Age-old prophecies, bloodthirsty monsters, magic swords, and breathtaking adventures spring out from the worn pages of a book. There is no limit to the wonders the mind can dream up in the realm of fiction. On Friday, Feb. 28, the Jefferson Writing Center held a Fiction Writing Event for the writers and readers of Jefferson.
Junior Senna Keesing was responsible for running the event, the first Fiction Writing Event held at Jefferson. Keesing thought the event would be more fun and less academic-focused than the Writing Center’s other writing events.
“The Writing Center has plenty of other specials,” Keesing said. “Traditionally, we do college writing essay specials and SAT essay specials, but I wanted to do one that was something fun, something people would actually enjoy coming to and wanted to come out of their own free will.”
The Fiction Writing Event inspired a lot of active discussion between students on what they like to see in fiction writing, as well as how they can better their own writing.
“We talked about what makes good writing, what makes good fiction, as well as what makes bad writing and bad fiction,” Keesing said. “We discussed what they prioritize when reading and writing fiction, and we talked about good techniques for writing, like don’t write characters that you’d wish to become and keep your style consistent.”
In junior Charles Morse’s opinion, one of the biggest factors in determining what makes good or bad fiction is the world building. This is a component especially prevalent in fantasy works dealing with the world and setting the story takes place in, including culture, government, geography, and magic systems of the world.
“I think world building is a lot of what makes fiction good,” Morse said, “because if you have the best characters and the best plot, it won’t make sense if you’ve built the world terribly. There needs to be clearly defined things that have happened and there needs to be certain limits on things, and it has to make sense from a readers’ point of view.”
Writing can be a relaxing hobby for many students and serve as a creative outlet for their thoughts and ideas.
“[Writing is] a nice past time – I have a lot of time on my hands, and also in school we have to know how to write for all these essays and things, but it’s also a nice past time [because] you can get all of your thoughts down on paper or on a laptop,” freshman Audrey Czarnecki said.
For students like Audrey, the fiction writing discussion is a good opportunity to not only find ways to improve their writing, but also to share their ideas with others who are passionate about stories.
“I want to improve my writing skills so [the fiction writing event] is a really good way of doing that.
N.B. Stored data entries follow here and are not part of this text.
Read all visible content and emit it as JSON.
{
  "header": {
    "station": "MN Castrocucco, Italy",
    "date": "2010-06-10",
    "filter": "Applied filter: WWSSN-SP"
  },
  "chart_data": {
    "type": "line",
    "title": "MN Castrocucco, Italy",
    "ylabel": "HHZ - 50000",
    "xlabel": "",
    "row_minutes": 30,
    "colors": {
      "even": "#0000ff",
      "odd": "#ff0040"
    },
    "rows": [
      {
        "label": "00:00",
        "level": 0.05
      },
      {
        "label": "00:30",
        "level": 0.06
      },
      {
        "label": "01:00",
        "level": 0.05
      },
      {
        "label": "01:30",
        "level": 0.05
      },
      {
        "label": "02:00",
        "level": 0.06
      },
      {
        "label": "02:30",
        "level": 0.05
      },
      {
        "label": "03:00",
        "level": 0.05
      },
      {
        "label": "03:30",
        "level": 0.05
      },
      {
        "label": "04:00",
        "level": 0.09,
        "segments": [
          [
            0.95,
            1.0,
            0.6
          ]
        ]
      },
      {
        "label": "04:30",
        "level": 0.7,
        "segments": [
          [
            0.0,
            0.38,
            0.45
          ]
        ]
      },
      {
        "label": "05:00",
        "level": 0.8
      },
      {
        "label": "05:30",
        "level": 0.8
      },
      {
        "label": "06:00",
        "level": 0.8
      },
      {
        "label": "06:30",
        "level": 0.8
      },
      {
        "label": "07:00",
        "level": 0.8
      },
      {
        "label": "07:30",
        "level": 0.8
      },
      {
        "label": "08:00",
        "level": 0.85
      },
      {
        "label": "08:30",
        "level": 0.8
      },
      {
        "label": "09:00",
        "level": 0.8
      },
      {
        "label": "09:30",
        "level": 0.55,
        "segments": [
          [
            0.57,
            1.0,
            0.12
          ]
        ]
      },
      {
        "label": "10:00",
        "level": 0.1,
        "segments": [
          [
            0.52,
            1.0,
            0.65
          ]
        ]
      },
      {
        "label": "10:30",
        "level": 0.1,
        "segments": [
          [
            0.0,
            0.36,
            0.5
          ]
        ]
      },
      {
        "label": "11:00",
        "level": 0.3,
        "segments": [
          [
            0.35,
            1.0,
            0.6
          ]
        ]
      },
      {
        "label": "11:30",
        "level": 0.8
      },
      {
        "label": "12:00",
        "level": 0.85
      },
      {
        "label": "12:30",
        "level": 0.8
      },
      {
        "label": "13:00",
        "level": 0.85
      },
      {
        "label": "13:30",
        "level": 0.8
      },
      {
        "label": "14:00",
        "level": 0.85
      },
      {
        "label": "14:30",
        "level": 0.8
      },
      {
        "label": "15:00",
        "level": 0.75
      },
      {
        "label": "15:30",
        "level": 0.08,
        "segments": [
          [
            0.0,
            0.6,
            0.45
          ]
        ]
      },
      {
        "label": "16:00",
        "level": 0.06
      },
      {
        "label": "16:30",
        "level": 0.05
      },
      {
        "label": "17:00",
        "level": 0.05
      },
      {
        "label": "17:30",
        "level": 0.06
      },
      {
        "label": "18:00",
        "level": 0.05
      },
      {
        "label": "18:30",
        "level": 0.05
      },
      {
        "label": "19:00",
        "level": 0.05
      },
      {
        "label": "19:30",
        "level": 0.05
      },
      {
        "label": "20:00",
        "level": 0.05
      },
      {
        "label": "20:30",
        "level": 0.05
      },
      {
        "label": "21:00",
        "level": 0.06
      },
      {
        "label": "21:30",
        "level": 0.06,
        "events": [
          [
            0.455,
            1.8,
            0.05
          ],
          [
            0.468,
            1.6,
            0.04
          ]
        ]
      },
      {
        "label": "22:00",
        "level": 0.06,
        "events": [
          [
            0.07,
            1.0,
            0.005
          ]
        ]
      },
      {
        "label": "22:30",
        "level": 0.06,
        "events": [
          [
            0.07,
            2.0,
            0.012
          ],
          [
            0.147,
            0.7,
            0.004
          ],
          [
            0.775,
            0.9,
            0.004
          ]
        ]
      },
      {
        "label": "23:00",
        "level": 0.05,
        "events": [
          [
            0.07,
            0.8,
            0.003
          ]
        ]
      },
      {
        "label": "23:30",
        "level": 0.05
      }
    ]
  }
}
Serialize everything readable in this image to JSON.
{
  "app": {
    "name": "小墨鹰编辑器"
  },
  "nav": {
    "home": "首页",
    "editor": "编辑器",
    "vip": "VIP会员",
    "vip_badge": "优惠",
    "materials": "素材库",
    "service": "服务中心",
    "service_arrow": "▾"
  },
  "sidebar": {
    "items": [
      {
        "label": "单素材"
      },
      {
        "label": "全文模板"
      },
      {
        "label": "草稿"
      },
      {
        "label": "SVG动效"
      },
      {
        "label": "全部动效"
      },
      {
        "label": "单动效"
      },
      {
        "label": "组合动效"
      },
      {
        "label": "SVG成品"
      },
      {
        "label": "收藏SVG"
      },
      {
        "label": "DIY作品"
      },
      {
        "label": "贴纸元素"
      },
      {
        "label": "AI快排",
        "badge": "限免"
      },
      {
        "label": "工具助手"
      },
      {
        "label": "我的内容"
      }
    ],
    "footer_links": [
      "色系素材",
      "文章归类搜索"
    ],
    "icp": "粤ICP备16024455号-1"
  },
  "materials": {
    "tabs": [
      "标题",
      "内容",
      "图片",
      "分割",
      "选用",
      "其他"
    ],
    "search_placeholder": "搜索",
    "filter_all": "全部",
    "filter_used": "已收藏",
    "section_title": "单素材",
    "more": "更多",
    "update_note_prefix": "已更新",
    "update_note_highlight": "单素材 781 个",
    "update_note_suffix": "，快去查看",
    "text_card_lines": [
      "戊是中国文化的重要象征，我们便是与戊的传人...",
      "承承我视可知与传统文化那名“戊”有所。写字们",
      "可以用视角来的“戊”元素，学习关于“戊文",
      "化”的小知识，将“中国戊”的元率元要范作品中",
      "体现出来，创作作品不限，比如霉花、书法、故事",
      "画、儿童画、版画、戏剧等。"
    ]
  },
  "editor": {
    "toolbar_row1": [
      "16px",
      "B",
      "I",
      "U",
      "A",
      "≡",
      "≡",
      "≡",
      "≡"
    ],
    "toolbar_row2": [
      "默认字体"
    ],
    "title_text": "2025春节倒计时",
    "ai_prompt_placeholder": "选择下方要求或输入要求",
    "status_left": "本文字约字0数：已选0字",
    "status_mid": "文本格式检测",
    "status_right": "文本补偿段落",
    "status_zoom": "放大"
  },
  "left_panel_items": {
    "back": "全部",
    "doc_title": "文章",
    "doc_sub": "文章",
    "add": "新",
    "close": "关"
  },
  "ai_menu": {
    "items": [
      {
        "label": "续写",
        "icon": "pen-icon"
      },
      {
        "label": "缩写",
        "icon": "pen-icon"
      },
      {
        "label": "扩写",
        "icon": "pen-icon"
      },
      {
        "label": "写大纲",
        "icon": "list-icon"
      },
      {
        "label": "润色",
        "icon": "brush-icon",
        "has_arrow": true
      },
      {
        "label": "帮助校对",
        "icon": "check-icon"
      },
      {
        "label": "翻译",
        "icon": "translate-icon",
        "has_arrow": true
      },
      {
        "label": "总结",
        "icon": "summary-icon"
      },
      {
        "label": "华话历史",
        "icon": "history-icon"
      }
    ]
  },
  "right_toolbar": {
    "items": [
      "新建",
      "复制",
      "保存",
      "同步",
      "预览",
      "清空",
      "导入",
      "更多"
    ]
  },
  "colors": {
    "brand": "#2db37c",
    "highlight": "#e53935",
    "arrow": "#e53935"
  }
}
It gives you information about how to write fiction properly, but also it just gives you more ideas in general. We discussed what makes bad fiction writing, like possibly repeating things too much, and also how you make [your writing] good, like making sure there’s lots of variation in your writing,” Czarnecki said.
This event also drew in students who had never tried writing fiction, but enjoyed reading it and wanted to try their hand in writing it.
“I like reading fiction because it’s kind of something that we never actually get to experience, but books can bring it alive,” Morse said.
Fiction has a way of drawing people in, perhaps because it provides a way to momentarily detach from the mundane struggles of reality and everyday life.
“It’s like you’re exploring a world that doesn’t exist, so then you can lose yourself in that experience and [take] a break from whatever you might be feeling at the moment, maybe stress,” Czarnecki said.
Keesing has hopes for the event to become an annual special, starting with next year.
“I think doing [the special] again next year would be a great idea,” Keesing said. “Hopefully, we’d publicize it a bit more. I think writing fiction is a good way for people to express the thoughts they have on their mind in a really unique format.”